Tuesday, July 28, 2009

The medical-industrial complex

Writing in The New York Times one doctor says that the rise in health care costs can be explained by the so-called "medical-industrial complex":
In the past, people sought health care because they were sick. Now the medical-industrial complex seeks patients. It encourages those with minor symptoms to be evaluated and urges those who feel well to get “checked” — just to make sure nothing is wrong.

So, if health is the absence of abnormality, the only way to know you are healthy is to become a customer.

But healthy people aren’t great customers; they’re like the people who pay off their entire credit card balance each month. The money is in those in whom an abnormality can be found.

The medical-industrial complex has made that relatively easy to do.

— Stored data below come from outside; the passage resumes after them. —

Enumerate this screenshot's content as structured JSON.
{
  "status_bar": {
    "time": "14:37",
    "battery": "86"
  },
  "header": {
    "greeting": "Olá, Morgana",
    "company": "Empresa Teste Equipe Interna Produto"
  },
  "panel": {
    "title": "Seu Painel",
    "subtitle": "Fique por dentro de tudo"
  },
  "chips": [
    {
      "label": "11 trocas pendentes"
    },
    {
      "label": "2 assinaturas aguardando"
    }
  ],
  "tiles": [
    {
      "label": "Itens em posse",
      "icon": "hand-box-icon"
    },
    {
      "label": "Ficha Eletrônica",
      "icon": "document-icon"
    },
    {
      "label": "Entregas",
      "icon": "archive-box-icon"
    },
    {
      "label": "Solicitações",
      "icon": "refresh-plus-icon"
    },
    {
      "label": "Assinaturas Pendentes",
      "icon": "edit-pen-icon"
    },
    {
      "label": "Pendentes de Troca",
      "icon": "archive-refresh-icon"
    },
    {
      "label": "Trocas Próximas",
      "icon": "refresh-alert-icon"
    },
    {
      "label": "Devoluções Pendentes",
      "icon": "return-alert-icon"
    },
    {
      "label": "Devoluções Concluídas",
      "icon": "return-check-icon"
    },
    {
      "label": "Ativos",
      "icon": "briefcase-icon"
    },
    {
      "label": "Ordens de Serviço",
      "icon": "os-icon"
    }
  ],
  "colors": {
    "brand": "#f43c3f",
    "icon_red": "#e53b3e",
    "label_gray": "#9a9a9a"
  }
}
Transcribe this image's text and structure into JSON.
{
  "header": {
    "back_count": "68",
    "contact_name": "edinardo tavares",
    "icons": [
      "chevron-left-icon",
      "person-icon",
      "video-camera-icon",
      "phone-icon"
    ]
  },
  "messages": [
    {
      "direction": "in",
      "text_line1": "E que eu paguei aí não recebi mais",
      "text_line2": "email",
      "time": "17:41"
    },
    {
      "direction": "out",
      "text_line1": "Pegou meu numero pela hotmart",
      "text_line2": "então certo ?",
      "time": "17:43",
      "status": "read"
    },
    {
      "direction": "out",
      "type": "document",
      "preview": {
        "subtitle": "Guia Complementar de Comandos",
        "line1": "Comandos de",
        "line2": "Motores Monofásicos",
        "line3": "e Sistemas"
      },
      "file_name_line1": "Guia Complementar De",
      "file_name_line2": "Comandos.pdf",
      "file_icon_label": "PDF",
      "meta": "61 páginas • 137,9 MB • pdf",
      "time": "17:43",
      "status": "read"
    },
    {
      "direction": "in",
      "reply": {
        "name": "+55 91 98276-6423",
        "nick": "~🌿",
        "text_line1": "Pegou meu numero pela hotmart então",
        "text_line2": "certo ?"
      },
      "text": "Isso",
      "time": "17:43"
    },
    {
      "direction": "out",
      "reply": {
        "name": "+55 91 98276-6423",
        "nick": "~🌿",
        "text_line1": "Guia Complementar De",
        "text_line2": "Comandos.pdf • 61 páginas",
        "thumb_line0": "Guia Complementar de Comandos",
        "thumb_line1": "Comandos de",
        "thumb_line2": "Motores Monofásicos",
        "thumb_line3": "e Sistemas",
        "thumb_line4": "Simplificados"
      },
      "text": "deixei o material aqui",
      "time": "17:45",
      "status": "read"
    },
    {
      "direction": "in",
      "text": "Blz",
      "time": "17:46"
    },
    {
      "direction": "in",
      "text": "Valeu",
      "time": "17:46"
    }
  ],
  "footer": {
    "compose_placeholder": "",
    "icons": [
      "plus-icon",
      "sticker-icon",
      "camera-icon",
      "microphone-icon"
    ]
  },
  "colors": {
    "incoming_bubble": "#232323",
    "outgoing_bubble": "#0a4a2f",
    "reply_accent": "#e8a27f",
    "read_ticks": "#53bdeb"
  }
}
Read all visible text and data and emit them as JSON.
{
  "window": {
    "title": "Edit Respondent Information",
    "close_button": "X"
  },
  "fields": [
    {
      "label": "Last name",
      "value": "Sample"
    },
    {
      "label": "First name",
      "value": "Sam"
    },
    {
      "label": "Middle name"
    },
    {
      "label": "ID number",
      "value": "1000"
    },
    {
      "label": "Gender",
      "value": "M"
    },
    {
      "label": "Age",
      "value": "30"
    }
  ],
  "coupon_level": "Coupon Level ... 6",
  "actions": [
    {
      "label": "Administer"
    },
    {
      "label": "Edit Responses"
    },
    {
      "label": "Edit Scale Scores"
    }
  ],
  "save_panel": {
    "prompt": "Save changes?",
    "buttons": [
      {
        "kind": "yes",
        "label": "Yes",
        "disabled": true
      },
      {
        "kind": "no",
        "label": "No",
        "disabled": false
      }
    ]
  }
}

It develops diagnostic technologies able to find smaller and smaller abnormalities. So more and more of us are found to have damaged cartilage in our knees, bulging discs in our backs, and narrowed blood vessels throughout our bodies. And far too many are also found to have “spots” or “shadows” that are seldom significant but are said to be “worrisome.” So more and more of us have knee surgery, back surgery, angioplasty and more diagnostic investigation.

And the medical-industrial complex has another way to find more abnormalities: it simply narrows the definition of normal. Take blood pressure. In the past, relatively few were said to have abnormal blood pressure. Now a normal blood pressure is said to be below 120/80. This means that well over half the adult population of the United States is abnormal. The same is true for cholesterol. And although it involves a smaller portion of the population, narrower definitions of normal are expanding the number of people said to have diabetes and osteoporosis. So more and more of us are treated for these conditions.

Finding more abnormalities has been a great strategy for our industry. But it has been a disaster for health-care costs.
While sounding sinister this is really no different than any other industry or product. Turn on the TV or open a magazine and you will see numerous advertisements for products that the producers assure you will improve your life immeasurably and are indispensable to a happy and complete life. But that doesn't mean we are forced to buy them. Rather we weigh their pros and cons, decide if they are worth the money and move along.

The real problem here is simply that too many consumers don't pay for the product. If they think that something might be wrong with them they demand treatment and expect their health insurance company to pay for it. Disconnected from the direct costs their decision-making is skewed.

Don't believe me? There is enormous pressure on people to not only feel good, but look good as well. Cosmetic surgery is a booming business, yet there is no cost explosion.

The real problem, yet again, is our over-reliance on health insurance.

1 comment:

Amber said...

You must be standing from a privileged position in order to say that the real problem is that too many people are too disconnected from their health insurance, and health costs. Thousands of Americans don't have health insurance at all or are under-insured. Sure, there are countless plastic surgeries and other drug enhancements that insurance companies could more ethically deem "optional" and decide not to pay for.

I would like to question your neo-liberal logic/discourse of choice. It's as big of a problem as the question of whether or the medical profession has been corrupted by market values.

If you have time, check out Annemarie Mol's book The Logic of Care: Health and The Problem of Patient Choice (2008). It's only 97 pages long. I would be interested to hear what you think.